In einem separaten Artikel verurteilte die KCNA die geplanten Besuche des US-Außenministers Antony Blinken und des US-Verteidigungsministers Lloyd Austin in Südkorea, der in der folgenden Woche nach Seoul reisen wird, und bezeichnete sie als “Kriegstreiber”, die eine “neue Kriegswolke” nach Asien bringen.

Blinken war am Dienstag in Tokio und nahm am zweiten und letzten Tag der Gespräche der G7-Außenminister teil, bei denen die ranghohen Diplomaten nach Angaben des japanischen Außenministeriums Nordkoreas ballistische Raketentests sowie mutmaßliche Waffentransfers an Russland, die beide gegen UN-Sicherheitsratsresolutionen gegen Nordkorea verstoßen, “scharf verurteilten”.
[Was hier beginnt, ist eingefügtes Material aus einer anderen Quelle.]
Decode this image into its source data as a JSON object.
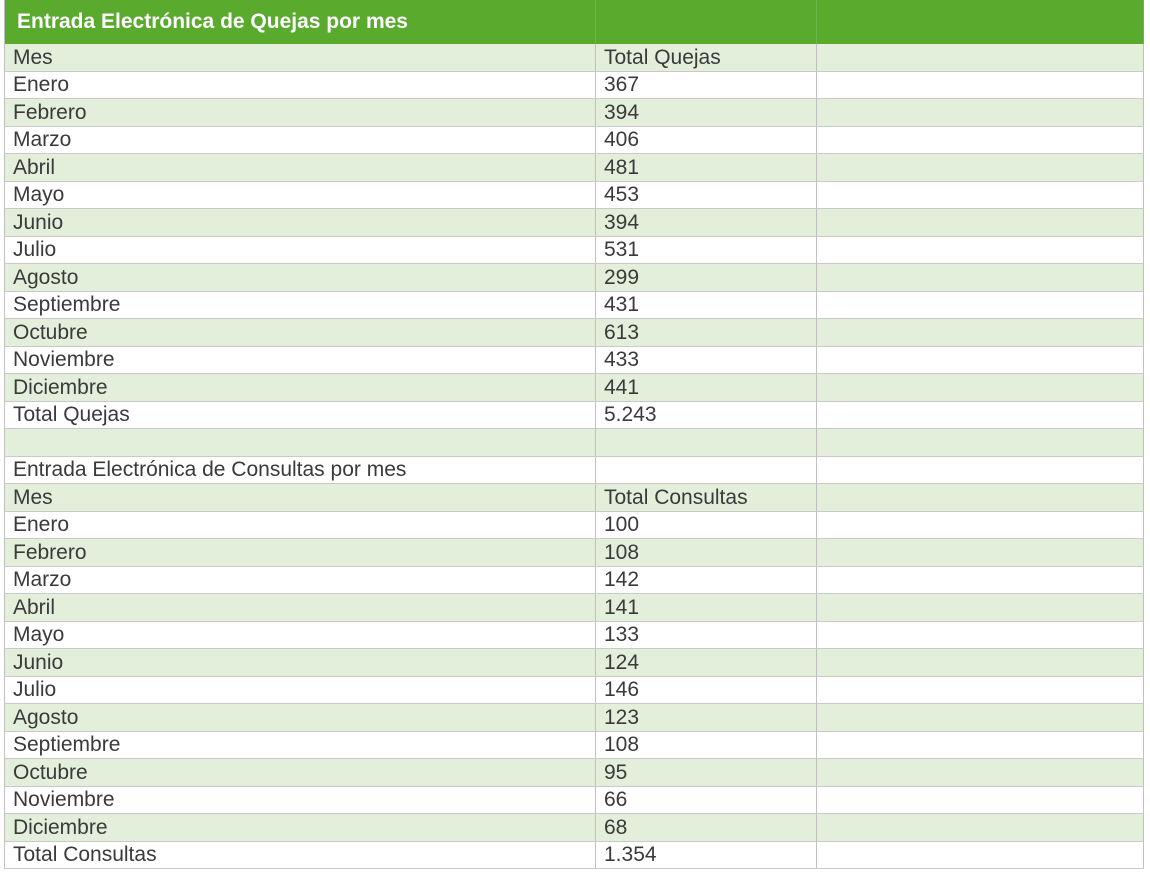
{
  "quejas": {
    "title": "Entrada Electrónica de Quejas por mes",
    "header": {
      "month": "Mes",
      "total": "Total Quejas"
    },
    "rows": [
      {
        "mes": "Enero",
        "total": "367"
      },
      {
        "mes": "Febrero",
        "total": "394"
      },
      {
        "mes": "Marzo",
        "total": "406"
      },
      {
        "mes": "Abril",
        "total": "481"
      },
      {
        "mes": "Mayo",
        "total": "453"
      },
      {
        "mes": "Junio",
        "total": "394"
      },
      {
        "mes": "Julio",
        "total": "531"
      },
      {
        "mes": "Agosto",
        "total": "299"
      },
      {
        "mes": "Septiembre",
        "total": "431"
      },
      {
        "mes": "Octubre",
        "total": "613"
      },
      {
        "mes": "Noviembre",
        "total": "433"
      },
      {
        "mes": "Diciembre",
        "total": "441"
      }
    ],
    "total_row": {
      "label": "Total Quejas",
      "value": "5.243"
    }
  },
  "consultas": {
    "title": "Entrada Electrónica de Consultas por mes",
    "header": {
      "month": "Mes",
      "total": "Total Consultas"
    },
    "rows": [
      {
        "mes": "Enero",
        "total": "100"
      },
      {
        "mes": "Febrero",
        "total": "108"
      },
      {
        "mes": "Marzo",
        "total": "142"
      },
      {
        "mes": "Abril",
        "total": "141"
      },
      {
        "mes": "Mayo",
        "total": "133"
      },
      {
        "mes": "Junio",
        "total": "124"
      },
      {
        "mes": "Julio",
        "total": "146"
      },
      {
        "mes": "Agosto",
        "total": "123"
      },
      {
        "mes": "Septiembre",
        "total": "108"
      },
      {
        "mes": "Octubre",
        "total": "95"
      },
      {
        "mes": "Noviembre",
        "total": "66"
      },
      {
        "mes": "Diciembre",
        "total": "68"
      }
    ],
    "total_row": {
      "label": "Total Consultas",
      "value": "1.354"
    }
  },
  "colors": {
    "header_green": "#5aaa2e",
    "band_green": "#e3efdb",
    "text": "#3a3a3a"
  }
}
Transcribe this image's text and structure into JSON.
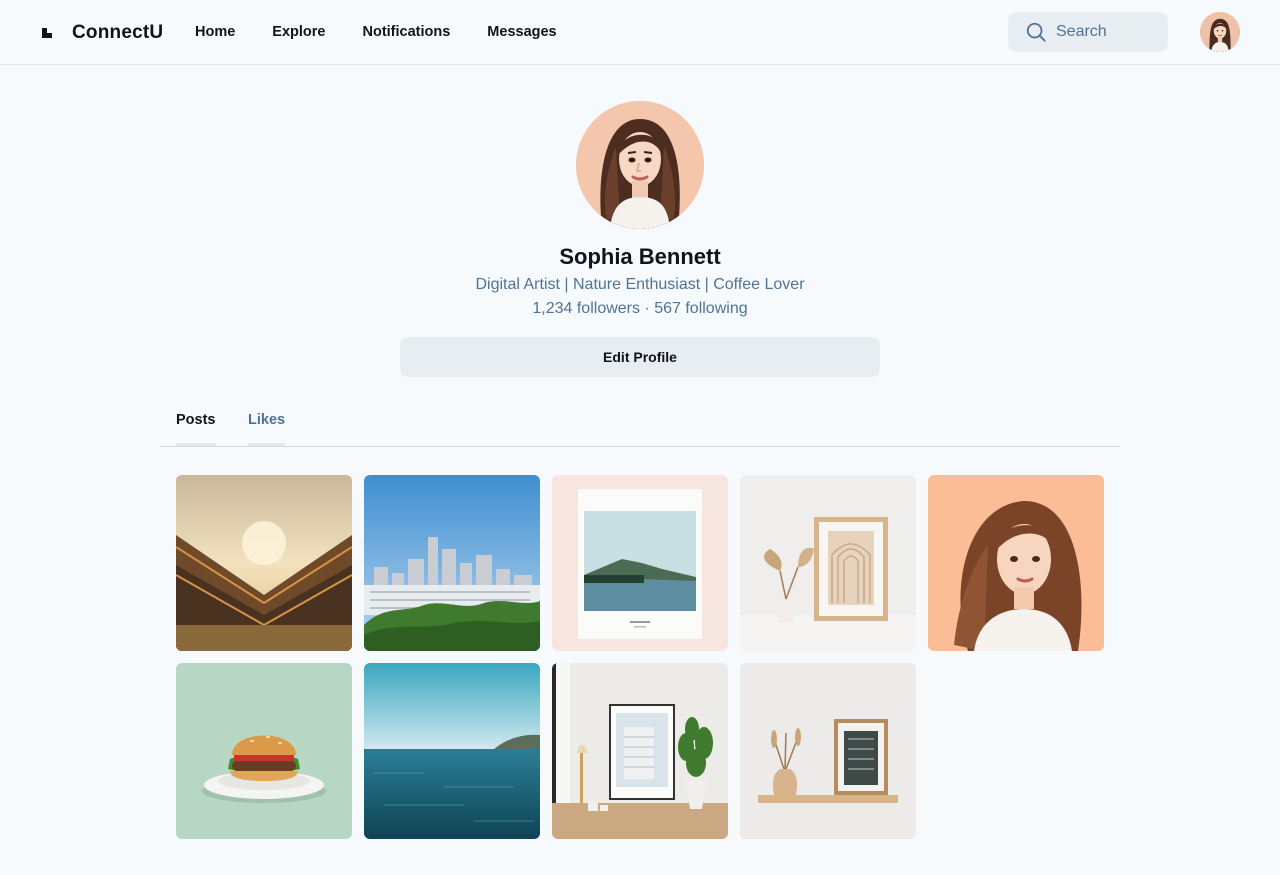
{
  "app": {
    "title": "ConnectU"
  },
  "nav": {
    "items": [
      "Home",
      "Explore",
      "Notifications",
      "Messages"
    ]
  },
  "search": {
    "placeholder": "Search"
  },
  "profile": {
    "name": "Sophia Bennett",
    "bio": "Digital Artist | Nature Enthusiast | Coffee Lover",
    "stats": "1,234 followers · 567 following",
    "edit_label": "Edit Profile"
  },
  "tabs": [
    {
      "label": "Posts",
      "active": true
    },
    {
      "label": "Likes",
      "active": false
    }
  ],
  "posts": [
    {
      "subject": "mountain-sunset"
    },
    {
      "subject": "city-skyline"
    },
    {
      "subject": "framed-lake-print"
    },
    {
      "subject": "framed-arch-art-with-vase"
    },
    {
      "subject": "woman-portrait-illustration"
    },
    {
      "subject": "burger-on-plate"
    },
    {
      "subject": "ocean-horizon"
    },
    {
      "subject": "framed-building-photo-interior"
    },
    {
      "subject": "framed-art-on-shelf"
    }
  ],
  "colors": {
    "background": "#f7fafc",
    "text_primary": "#0d141c",
    "text_secondary": "#4f7396",
    "button_bg": "#e8edf2",
    "divider": "#d1dbe6"
  }
}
Im Jahr 2022 machte Nordkorea seinen COVID-19-Ausbruch an Ballons fest, die aus Südkorea geflogen wurden – ein höchst fragwürdiger Vorwurf, der offenbar darauf abzielte, seinen Rivalen für die zunehmenden Spannungen aufgrund seines Atomwaffenprogramms verantwortlich zu machen.
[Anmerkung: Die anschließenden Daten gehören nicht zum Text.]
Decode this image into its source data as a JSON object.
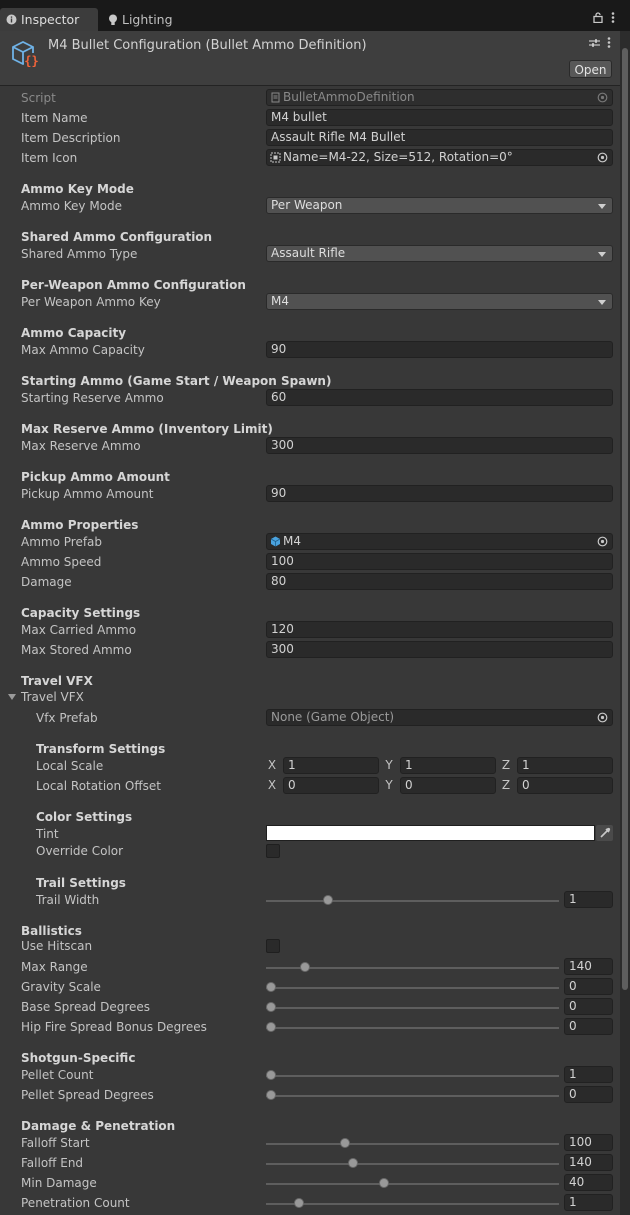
{
  "tabs": [
    {
      "label": "Inspector",
      "icon": "info-icon"
    },
    {
      "label": "Lighting",
      "icon": "lightbulb-icon"
    }
  ],
  "header": {
    "title": "M4 Bullet Configuration (Bullet Ammo Definition)",
    "open_label": "Open",
    "icon": "scriptable-object-icon"
  },
  "fields": {
    "script": {
      "label": "Script",
      "value": "BulletAmmoDefinition"
    },
    "item_name": {
      "label": "Item Name",
      "value": "M4 bullet"
    },
    "item_description": {
      "label": "Item Description",
      "value": "Assault Rifle M4 Bullet"
    },
    "item_icon": {
      "label": "Item Icon",
      "value": "Name=M4-22, Size=512, Rotation=0°"
    }
  },
  "sections": {
    "ammo_key_mode": {
      "header": "Ammo Key Mode",
      "label": "Ammo Key Mode",
      "value": "Per Weapon"
    },
    "shared_ammo": {
      "header": "Shared Ammo Configuration",
      "label": "Shared Ammo Type",
      "value": "Assault Rifle"
    },
    "per_weapon": {
      "header": "Per-Weapon Ammo Configuration",
      "label": "Per Weapon Ammo Key",
      "value": "M4"
    },
    "capacity": {
      "header": "Ammo Capacity",
      "label": "Max Ammo Capacity",
      "value": "90"
    },
    "starting": {
      "header": "Starting Ammo (Game Start / Weapon Spawn)",
      "label": "Starting Reserve Ammo",
      "value": "60"
    },
    "max_reserve": {
      "header": "Max Reserve Ammo (Inventory Limit)",
      "label": "Max Reserve Ammo",
      "value": "300"
    },
    "pickup": {
      "header": "Pickup Ammo Amount",
      "label": "Pickup Ammo Amount",
      "value": "90"
    },
    "properties": {
      "header": "Ammo Properties",
      "prefab_label": "Ammo Prefab",
      "prefab_value": "M4",
      "speed_label": "Ammo Speed",
      "speed_value": "100",
      "damage_label": "Damage",
      "damage_value": "80"
    },
    "capacity_settings": {
      "header": "Capacity Settings",
      "carried_label": "Max Carried Ammo",
      "carried_value": "120",
      "stored_label": "Max Stored Ammo",
      "stored_value": "300"
    },
    "travel_vfx": {
      "header": "Travel VFX",
      "foldout": "Travel VFX",
      "prefab_label": "Vfx Prefab",
      "prefab_value": "None (Game Object)",
      "transform_header": "Transform Settings",
      "scale_label": "Local Scale",
      "scale": {
        "x": "1",
        "y": "1",
        "z": "1"
      },
      "rotation_label": "Local Rotation Offset",
      "rotation": {
        "x": "0",
        "y": "0",
        "z": "0"
      },
      "color_header": "Color Settings",
      "tint_label": "Tint",
      "tint_color": "#ffffff",
      "override_label": "Override Color",
      "override_checked": false,
      "trail_header": "Trail Settings",
      "trail_width_label": "Trail Width",
      "trail_width_value": "1",
      "trail_width_fraction": 0.2
    },
    "ballistics": {
      "header": "Ballistics",
      "hitscan_label": "Use Hitscan",
      "hitscan_checked": false,
      "sliders": [
        {
          "label": "Max Range",
          "value": "140",
          "fraction": 0.12
        },
        {
          "label": "Gravity Scale",
          "value": "0",
          "fraction": 0.0
        },
        {
          "label": "Base Spread Degrees",
          "value": "0",
          "fraction": 0.0
        },
        {
          "label": "Hip Fire Spread Bonus Degrees",
          "value": "0",
          "fraction": 0.0
        }
      ]
    },
    "shotgun": {
      "header": "Shotgun-Specific",
      "sliders": [
        {
          "label": "Pellet Count",
          "value": "1",
          "fraction": 0.0
        },
        {
          "label": "Pellet Spread Degrees",
          "value": "0",
          "fraction": 0.0
        }
      ]
    },
    "damage_penetration": {
      "header": "Damage & Penetration",
      "sliders": [
        {
          "label": "Falloff Start",
          "value": "100",
          "fraction": 0.26
        },
        {
          "label": "Falloff End",
          "value": "140",
          "fraction": 0.29
        },
        {
          "label": "Min Damage",
          "value": "40",
          "fraction": 0.4
        },
        {
          "label": "Penetration Count",
          "value": "1",
          "fraction": 0.1
        }
      ]
    }
  },
  "axis_labels": {
    "x": "X",
    "y": "Y",
    "z": "Z"
  },
  "colors": {
    "background": "#383838",
    "field": "#2a2a2a",
    "tab_bar": "#191919",
    "text": "#c4c4c4"
  }
}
Nordkorea feuerte auch 2014 auf Propaganda-Ballons, die in Richtung seines Territoriums flogen. Südkorea erwiderte daraufhin das Feuer, es gab jedoch keine Opfer.

Bei seinem jüngsten Start am 20. September sagte Park, er habe 20 Ballons mit 200.000 Flugblättern und 1.000 USB-Sticks von der südkoreanischen Grenzinsel Ganghwa gestartet.